How to model your own detailed 3D avatar using some photos of yourself with least modeling effort using latest AI technologies

Jayanthvoyager
10 min readAug 12, 2020

--

Recovering highly detailed 3D geometry from a 2D image is one of the most challenging tasks in human digitization with computer vision, which has a wide array of applications to the digital media industry. This has been an area of research that I have always been fascinated by. There have been many advancements in this field today. Before entering into our model creation, I would like to share with you some of the exciting and excellent papers which I tried, and wanted to delight you with some small AI-powered tools which can make human digitization a walk in the park.

Paper 1: Large Pose 3D Face Reconstruction from a Single Image via Direct Volumetric CNN Regression (8 Sep 2017) https://arxiv.org/pdf/1703.07834.pdf

3D Face from a single Photo

Demo: https://cvl-demos.cs.nott.ac.uk/vrn/

“3D face reconstruction is a fundamental computer vision problem of extraordinary difficulty.” You usually need multiple pictures of the same face from different angles in order to map every contour. But, by feeding a bunch of photographs and corresponding 3D models into a neural network, the researchers were able to teach an AI system how to quickly extrapolate the shape of a face from a single photo.

This paper was published on 8 Sep 2017. The next paper which you are about to see released this year, achieved full 3D human shape estimation with detailed clothing information.

Paper 2:

PIFuHD: Multi-Level Pixel-Aligned Implicit Function for High-Resolution 3D Human Digitization https://arxiv.org/pdf/2004.00452.pdf

Try it yourself: https://github.com/facebookresearch/pifuhd

This paper was published at this year’s 2020 CVPR conference. In the wake of making 3D characters fast and easy, the Facebook Al research, Facebook reality labs and the University of Southern California has developed an amazing Image-based 3D human shape estimation which is driven by the significant improvement in representation power afforded by deep neural networks.

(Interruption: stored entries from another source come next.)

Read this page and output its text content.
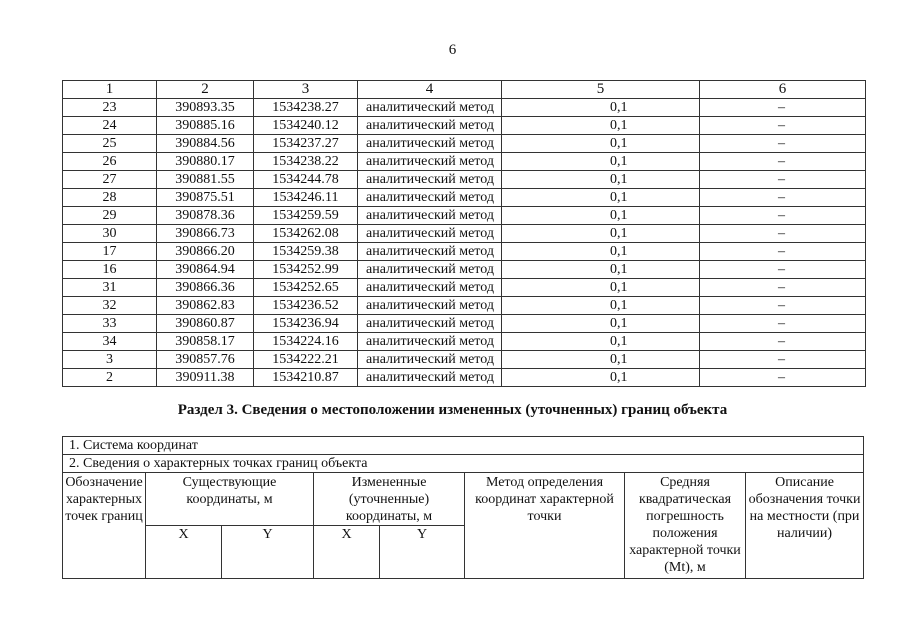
6
1	2	3	4	5	6
23	390893.35	1534238.27	аналитический метод	0,1	–
24	390885.16	1534240.12	аналитический метод	0,1	–
25	390884.56	1534237.27	аналитический метод	0,1	–
26	390880.17	1534238.22	аналитический метод	0,1	–
27	390881.55	1534244.78	аналитический метод	0,1	–
28	390875.51	1534246.11	аналитический метод	0,1	–
29	390878.36	1534259.59	аналитический метод	0,1	–
30	390866.73	1534262.08	аналитический метод	0,1	–
17	390866.20	1534259.38	аналитический метод	0,1	–
16	390864.94	1534252.99	аналитический метод	0,1	–
31	390866.36	1534252.65	аналитический метод	0,1	–
32	390862.83	1534236.52	аналитический метод	0,1	–
33	390860.87	1534236.94	аналитический метод	0,1	–
34	390858.17	1534224.16	аналитический метод	0,1	–
3	390857.76	1534222.21	аналитический метод	0,1	–
2	390911.38	1534210.87	аналитический метод	0,1	–
Раздел 3. Сведения о местоположении измененных (уточненных) границ объекта
1. Система координат							
2. Сведения о характерных точках границ объекта							
Обозначение характерных точек границ	Существующие координаты, м		Измененные (уточненные) координаты, м		Метод определения координат характерной точки	Средняя квадратическая погрешность положения характерной точки (Mt), м	Описание обозначения точки на местности (при наличии)
	X	Y	X	Y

Image input for 3D conversion
Multiple attempts for finding the best possible output

After few tries of input pics with different clothing, I found out that the algorithm captures clothing and body proportions nicely than capturing face, finger and toe information. So if you are trying this out yourself, make sure you click your picture in well lit place and if you want to animate your model later, stand in T-pose. As you might face issues in rigging if you held your hand close to your body.

Just from single image a full 3D model with clothing details can be generated

I think this is a wonderful technique which has many direct applications to gaming. Previously you would either need 3D modelling skills or manual customization work to create virtual game characters, making it hard for an end user to do this. But after we perfect these kind of AI tools which automatically create highly detailed 3D models from single 2D image anyone with the camera, will be able to create their own personalized highly detailed playable characters in games. I think this will make character customization to a whole new level in the future.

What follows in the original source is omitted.